Rustic plum cake

Jul 03, 2012 11:16




In general, I'm not a big fan of summer. I don't like high temperatures or humid days, and I usually just wish we could hurry along to fall. But I love stone fruit. Peaches, nectarines, cherries, plums, you name it. I love to bake with them, make them into jams, can them, and just eat them. This cake, with slices of ripe plum sauteed and then arranged over a dense, rich batter made with ground almonds, is one of my favorite summer fruit desserts.






I found the recipe in an old issue of Cook's Illustrated--July & August 2007, to be exact. I don't know why I didn't try it at the time, but now that I have tried it, I'll definitely be making it again!

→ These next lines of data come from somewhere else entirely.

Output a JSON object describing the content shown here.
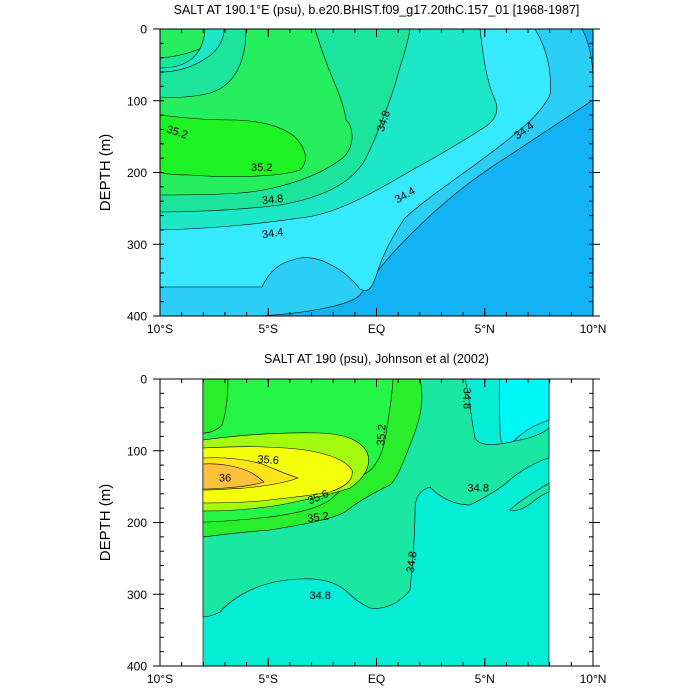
{
  "chart_data": [
    {
      "type": "contour",
      "title": "SALT AT 190.1°E (psu), b.e20.BHIST.f09_g17.20thC.157_01 [1968-1987]",
      "ylabel": "DEPTH (m)",
      "x_ticks": [
        {
          "value": -10,
          "label": "10°S"
        },
        {
          "value": -5,
          "label": "5°S"
        },
        {
          "value": 0,
          "label": "EQ"
        },
        {
          "value": 5,
          "label": "5°N"
        },
        {
          "value": 10,
          "label": "10°N"
        }
      ],
      "y_ticks": [
        {
          "value": 0,
          "label": "0"
        },
        {
          "value": 100,
          "label": "100"
        },
        {
          "value": 200,
          "label": "200"
        },
        {
          "value": 300,
          "label": "300"
        },
        {
          "value": 400,
          "label": "400"
        }
      ],
      "xlim": [
        -10,
        10
      ],
      "ylim": [
        400,
        0
      ],
      "fill_levels": [
        {
          "range": "< 34.2",
          "color": "#11b3f5"
        },
        {
          "range": "34.2-34.4",
          "color": "#2bcff5"
        },
        {
          "range": "34.4-34.6",
          "color": "#36e9ff"
        },
        {
          "range": "34.6-34.8",
          "color": "#1ce8c8"
        },
        {
          "range": "34.8-35.0",
          "color": "#1be49c"
        },
        {
          "range": "35.0-35.2",
          "color": "#25ef5f"
        },
        {
          "range": "> 35.2",
          "color": "#1ef323"
        }
      ],
      "contour_labels": [
        {
          "text": "35.2",
          "x": -9.2,
          "y": 143,
          "angle": 18
        },
        {
          "text": "34.8",
          "x": 0.3,
          "y": 128,
          "angle": -72
        },
        {
          "text": "34.4",
          "x": 6.8,
          "y": 141,
          "angle": -36
        },
        {
          "text": "35.2",
          "x": -5.3,
          "y": 192,
          "angle": 0
        },
        {
          "text": "34.8",
          "x": -4.8,
          "y": 237,
          "angle": -6
        },
        {
          "text": "34.4",
          "x": 1.3,
          "y": 231,
          "angle": -30
        },
        {
          "text": "34.4",
          "x": -4.8,
          "y": 284,
          "angle": -8
        }
      ]
    },
    {
      "type": "contour",
      "title": "SALT AT 190 (psu), Johnson et al (2002)",
      "ylabel": "DEPTH (m)",
      "x_ticks": [
        {
          "value": -10,
          "label": "10°S"
        },
        {
          "value": -5,
          "label": "5°S"
        },
        {
          "value": 0,
          "label": "EQ"
        },
        {
          "value": 5,
          "label": "5°N"
        },
        {
          "value": 10,
          "label": "10°N"
        }
      ],
      "y_ticks": [
        {
          "value": 0,
          "label": "0"
        },
        {
          "value": 100,
          "label": "100"
        },
        {
          "value": 200,
          "label": "200"
        },
        {
          "value": 300,
          "label": "300"
        },
        {
          "value": 400,
          "label": "400"
        }
      ],
      "xlim": [
        -10,
        10
      ],
      "ylim": [
        400,
        0
      ],
      "data_xrange": [
        -8,
        8
      ],
      "fill_levels": [
        {
          "range": "34.4-34.6",
          "color": "#00f7f7"
        },
        {
          "range": "34.6-34.8",
          "color": "#06edd5"
        },
        {
          "range": "34.8-35.0",
          "color": "#1ae7a2"
        },
        {
          "range": "35.0-35.2",
          "color": "#28ee2c"
        },
        {
          "range": "35.2-35.4",
          "color": "#25f545"
        },
        {
          "range": "35.4-35.6",
          "color": "#a4fb10"
        },
        {
          "range": "35.6-35.8",
          "color": "#f6ff0b"
        },
        {
          "range": "35.8-36.0",
          "color": "#ffe41a"
        },
        {
          "range": "> 36.0",
          "color": "#fdc03a"
        }
      ],
      "contour_labels": [
        {
          "text": "34.8",
          "x": 4.2,
          "y": 27,
          "angle": 90
        },
        {
          "text": "35.2",
          "x": 0.2,
          "y": 78,
          "angle": -86
        },
        {
          "text": "35.6",
          "x": -5.0,
          "y": 112,
          "angle": 4
        },
        {
          "text": "36",
          "x": -7.0,
          "y": 137,
          "angle": 0
        },
        {
          "text": "35.6",
          "x": -2.7,
          "y": 164,
          "angle": -22
        },
        {
          "text": "34.8",
          "x": 4.7,
          "y": 151,
          "angle": 0
        },
        {
          "text": "35.2",
          "x": -2.7,
          "y": 192,
          "angle": -8
        },
        {
          "text": "34.8",
          "x": 1.6,
          "y": 255,
          "angle": -82
        },
        {
          "text": "34.8",
          "x": -2.6,
          "y": 301,
          "angle": 0
        }
      ]
    }
  ]
}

1 pound plums, pitted and halved (if quite small), quartered (if larger), or cut in eighths (if very large!)
2 tbs red currant or seedless raspberry jam
3 tbs brandy or water
1/3 cup slivered almonds
3/4 cup sugar
3/4 cup flour
1/2 tsp baking powder
1/4 tsp salt
6 tbs unsalted butter, softened but still cool
1 large egg plus one yolk
1 tsp vanilla
1/4 tsp almond extract (optional, but I recommend it!)

Heat oven to 350.
Cook jam and brandy/water in a skillet until reduced to a thick syrup (only takes a minute or two). Place plums cut-side down in syrup and cook over medium heat until plums release their juices and a thick syrup is formed again. Let cool.
Process sugar and almonds in a food processor until finely ground. Add remaining dry ingredients and pulse to combine. Add butter and pulse until mixture resembles coarse sand. Add eggs, vanilla, and almond extract; process until smooth. Don't be afraid if the batter seems really thick and heavy--it's supposed to be like that.
Spread batter in a greased and floured springform pan. It may be difficult to spread, but that's okay. Stir plums to get them all coated with syrup, then arrange them over the top of the batter. (If you can fit all the plums on your cake, or if you have extra syrup left over at the end, I can attest that the plums and/or the syrup will be very good on vanilla ice cream.)
Bake at 350 until gold brown, approximately 50 minutes. Dust with confectioner's sugar and serve!